12.This can be done with SSIS expressions and variables. Concatenating the GETDATE() with a filename will produce this result. This also requires a casting function to bring together a datetime value with the string value of the filename.

13.The File System Task is capable of copying, deleting, moving, and renaming directories or files. One limitation that this task has is that it does not participate in transactions. So if you turn on a transaction on the entire package with a File System Task that deletes a file, you will not recover that file during a rollback.

14.The Lookup Transformation can only join data from OLE DB connections, so if you need to join data from a Flat File, then you must use a Merge Join Transformation to accomplish this.

15.Consider buffers like buckets of memory resources that can be used by SSIS. Data flows out of a source in memory buffers that are 10 megabytes in size or 10,000 rows (whichever comes first) by default. As the first transformation is working on those 10,000 rows, the next buffer of 10,000 rows is being processed at the source.

16.Data Quality Services requires that you define a Knowledge Base that can define what makes a good address value and what makes a bad address value. Once the Knowledge Base is set up you can integrate it into SSIS using the DQS Cleansing Transformation in the Data Flow of your package. Incoming rows will be evaluated by DQS and output corrected records that will be sent to a destination.

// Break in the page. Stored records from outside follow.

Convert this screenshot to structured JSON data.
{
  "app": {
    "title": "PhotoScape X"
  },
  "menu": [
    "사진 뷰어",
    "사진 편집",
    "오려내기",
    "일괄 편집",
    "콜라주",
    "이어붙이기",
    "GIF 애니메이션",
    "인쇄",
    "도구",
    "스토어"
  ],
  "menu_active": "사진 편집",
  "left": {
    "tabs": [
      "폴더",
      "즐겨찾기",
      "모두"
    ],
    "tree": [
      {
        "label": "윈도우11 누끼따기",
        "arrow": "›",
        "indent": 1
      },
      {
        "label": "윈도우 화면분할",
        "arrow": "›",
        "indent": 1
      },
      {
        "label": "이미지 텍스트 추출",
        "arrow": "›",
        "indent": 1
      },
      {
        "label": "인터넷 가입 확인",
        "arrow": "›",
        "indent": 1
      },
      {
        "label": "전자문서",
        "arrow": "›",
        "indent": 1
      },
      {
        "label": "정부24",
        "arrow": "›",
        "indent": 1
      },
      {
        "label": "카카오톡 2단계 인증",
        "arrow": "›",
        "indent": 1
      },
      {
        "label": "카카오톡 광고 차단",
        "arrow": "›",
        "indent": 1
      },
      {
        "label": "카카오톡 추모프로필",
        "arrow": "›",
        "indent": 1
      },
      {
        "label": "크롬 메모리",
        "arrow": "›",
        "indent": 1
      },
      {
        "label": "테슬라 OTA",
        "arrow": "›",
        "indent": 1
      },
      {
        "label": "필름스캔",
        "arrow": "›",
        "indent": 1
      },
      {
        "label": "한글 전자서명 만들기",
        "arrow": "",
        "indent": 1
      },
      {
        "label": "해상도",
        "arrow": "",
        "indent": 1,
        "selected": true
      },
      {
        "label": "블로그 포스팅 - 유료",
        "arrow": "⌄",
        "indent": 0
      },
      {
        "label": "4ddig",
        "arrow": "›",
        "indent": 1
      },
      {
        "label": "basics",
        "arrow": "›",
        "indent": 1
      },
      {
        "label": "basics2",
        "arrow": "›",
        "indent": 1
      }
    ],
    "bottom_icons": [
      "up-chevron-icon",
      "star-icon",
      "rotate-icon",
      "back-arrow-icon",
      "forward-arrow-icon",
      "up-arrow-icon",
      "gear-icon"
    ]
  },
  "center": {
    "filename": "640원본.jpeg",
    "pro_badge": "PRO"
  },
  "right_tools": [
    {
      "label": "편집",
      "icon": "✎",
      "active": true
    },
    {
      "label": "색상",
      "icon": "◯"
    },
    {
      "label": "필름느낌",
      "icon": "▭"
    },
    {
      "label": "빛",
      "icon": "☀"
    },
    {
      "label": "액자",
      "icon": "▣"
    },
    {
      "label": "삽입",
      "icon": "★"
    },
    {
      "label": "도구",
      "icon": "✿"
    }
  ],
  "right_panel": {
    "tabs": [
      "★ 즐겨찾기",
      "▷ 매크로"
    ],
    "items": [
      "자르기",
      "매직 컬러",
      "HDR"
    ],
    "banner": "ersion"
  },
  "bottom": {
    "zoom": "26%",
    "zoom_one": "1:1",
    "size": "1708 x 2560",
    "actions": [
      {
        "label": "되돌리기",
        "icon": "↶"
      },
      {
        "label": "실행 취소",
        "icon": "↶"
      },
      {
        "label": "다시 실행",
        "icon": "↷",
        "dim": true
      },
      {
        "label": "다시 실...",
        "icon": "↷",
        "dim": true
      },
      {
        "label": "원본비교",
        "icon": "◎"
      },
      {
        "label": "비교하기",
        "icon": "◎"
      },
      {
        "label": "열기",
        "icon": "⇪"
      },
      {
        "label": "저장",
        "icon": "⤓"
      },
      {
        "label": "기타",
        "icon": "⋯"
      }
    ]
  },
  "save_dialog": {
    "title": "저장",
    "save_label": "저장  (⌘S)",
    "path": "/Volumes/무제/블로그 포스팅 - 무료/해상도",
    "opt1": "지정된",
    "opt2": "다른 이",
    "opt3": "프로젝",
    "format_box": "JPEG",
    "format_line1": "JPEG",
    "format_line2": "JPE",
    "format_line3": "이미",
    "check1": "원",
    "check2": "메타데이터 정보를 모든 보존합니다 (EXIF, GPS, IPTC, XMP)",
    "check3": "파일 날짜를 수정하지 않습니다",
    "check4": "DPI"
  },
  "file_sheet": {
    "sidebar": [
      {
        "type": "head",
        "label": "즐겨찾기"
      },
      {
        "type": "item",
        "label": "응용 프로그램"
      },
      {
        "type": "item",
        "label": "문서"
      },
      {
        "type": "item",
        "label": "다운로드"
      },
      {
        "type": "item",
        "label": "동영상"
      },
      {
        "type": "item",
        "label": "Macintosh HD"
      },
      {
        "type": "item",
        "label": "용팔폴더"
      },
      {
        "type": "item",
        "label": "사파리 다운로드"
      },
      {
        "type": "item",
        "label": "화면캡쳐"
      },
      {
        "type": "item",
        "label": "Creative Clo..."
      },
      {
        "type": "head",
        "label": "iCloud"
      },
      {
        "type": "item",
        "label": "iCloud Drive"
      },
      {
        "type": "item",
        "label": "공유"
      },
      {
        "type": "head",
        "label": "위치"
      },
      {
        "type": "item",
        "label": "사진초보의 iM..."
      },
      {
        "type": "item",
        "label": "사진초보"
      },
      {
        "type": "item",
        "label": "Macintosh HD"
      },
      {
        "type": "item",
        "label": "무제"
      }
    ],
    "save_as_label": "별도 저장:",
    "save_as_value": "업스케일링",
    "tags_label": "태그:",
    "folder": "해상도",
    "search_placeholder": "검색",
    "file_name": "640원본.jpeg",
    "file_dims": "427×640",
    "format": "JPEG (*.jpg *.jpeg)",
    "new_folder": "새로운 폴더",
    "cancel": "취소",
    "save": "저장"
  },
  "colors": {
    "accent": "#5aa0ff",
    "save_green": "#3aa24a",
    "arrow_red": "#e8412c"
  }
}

17.Team Foundation Server (TFS) is an enterprise software development life cycle suite and project management repository consisting of collaborative services, integrated functionality, and an extensible application programming interface (API). TFS allows developers to easily manage code developed and to work together on solutions through a process of checking in and checking out files while they are under development. TFS tightly integrates with Visual Studio, making it easy for developers to manage their code in the same application they use for developing SSIS packages.

18.The Script Component in the SSIS Data Flow can be used as a custom Source, Transformation, or Destination. You may need to use a Script Source when you are loading unusual file formats. For example, the data does not follow standard column and row formats. You may use a Script Transformation if the native transformations that are provided to you don’t solve the data extraction problem you have. For example, the Script Transformation may be used to apply regular expression formatting to your data beingextracted. You may need to use the Script Destination if your required output of data does not follow traditional column and row formats. For example, your business is requiring a file sent to customers that has summary rows after each category of data that would cause a break in the traditional row and column format of the source data.

19.Using the Execute SQL Task you can run SQL Server stored procedures. If the stored procedure has parameters, those are identified in SSIS with a question mark. You can then pass values into the question mark(s) using the Parameter Mappings page of the Execute SQL Task Editor.

20.The FastParse property can be turned on to skip validation steps that SSIS does when evaluated date, time or numeric data. Turning this property on can in some cases significantly help performance. FastParse can be enabled on either the Flat File Source or the Data Conversion Transformation. It is turned on at a column level, so for each column of the appropriate data types you must change the FastParse property to TRUE.